Brown recluse spiders pose a threat to public health in all states where the spiders are abundant. Unfortunately, the brown recluse can be found in nearly all areas of Texas, but most reported bite cases occur in the central region. It is well known that the brown recluse, unlike black widows, inflicts necrotic bite wounds, and recent research has found that these wounds result from particular compounds in brown recluse venom that cause tissue necrosis. Research has been conducted accordingly, to make sure that no stone is left unturned. Specialized equipment has been used at all times such as using a pipette tip to help improve their results and make sure that cross-contamination doesn’t occur (if you would like more information on a pipette tip, then you can see what a pipette tip offering is like here). Considering the danger posed by this spider species, it is important for residents of Texas to recognize the specimens when they are encountered.
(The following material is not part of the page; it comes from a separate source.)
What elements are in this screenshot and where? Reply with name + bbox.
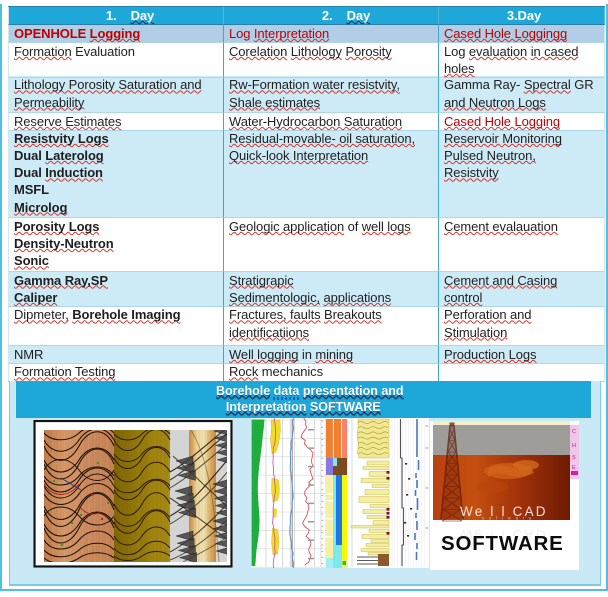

While black widows are relatively easy to identify on account of their jet black exterior, bulbous abdomen and conspicuous red hourglass design, the brown recluse appears similar to many common household spider species. In fact, researchers have found that people often mistake wolf spiders, the southern house spider, woodlouse hunter spiders and fishing spiders for the brown recluse. The brown recluse can be identified by its three pairs of eyes, which is unusual as most spider species possess four pairs. The brown recluse also has an inverted violin-shaped marking on its dorsal thorax, but upon finding a specimen that you suspect of being a brown recluse, its best not to make an attempt to handle the spider in an effort to locate this marking. Most brown recluse bites occur indoors, while most black widow bites occur outdoors. In rare cases, brown recluse bite wounds may require amputations or skin grafts in order to remove infected skin.
Brown recluse bites are moderately painful, and shortly after sustaining a bite, a red halo forms on the wound. If you ever sustain a brown recluse bite, be hopeful that no other symptoms occur following local pain and redness, as 40 percent of bite victims develop necrotic tissue at the site of the wound. At this point, a bite victim will want to rush to the emergency room as quickly as possible, as infected necrotic tissue spreads rapidly. Permanent scarring occurs in 13 percent of all brown recluse bite cases, in rare cases, a finger amputation or a skin graft become necessary. It is rare for bite victims to develop systemic symptoms following a brown recluse bite, but in rare cases bites will prevent blood from clotting, red blood cells are destroyed and a toxic measles-like rash develops.
Have you ever seen one of these spiders in your home?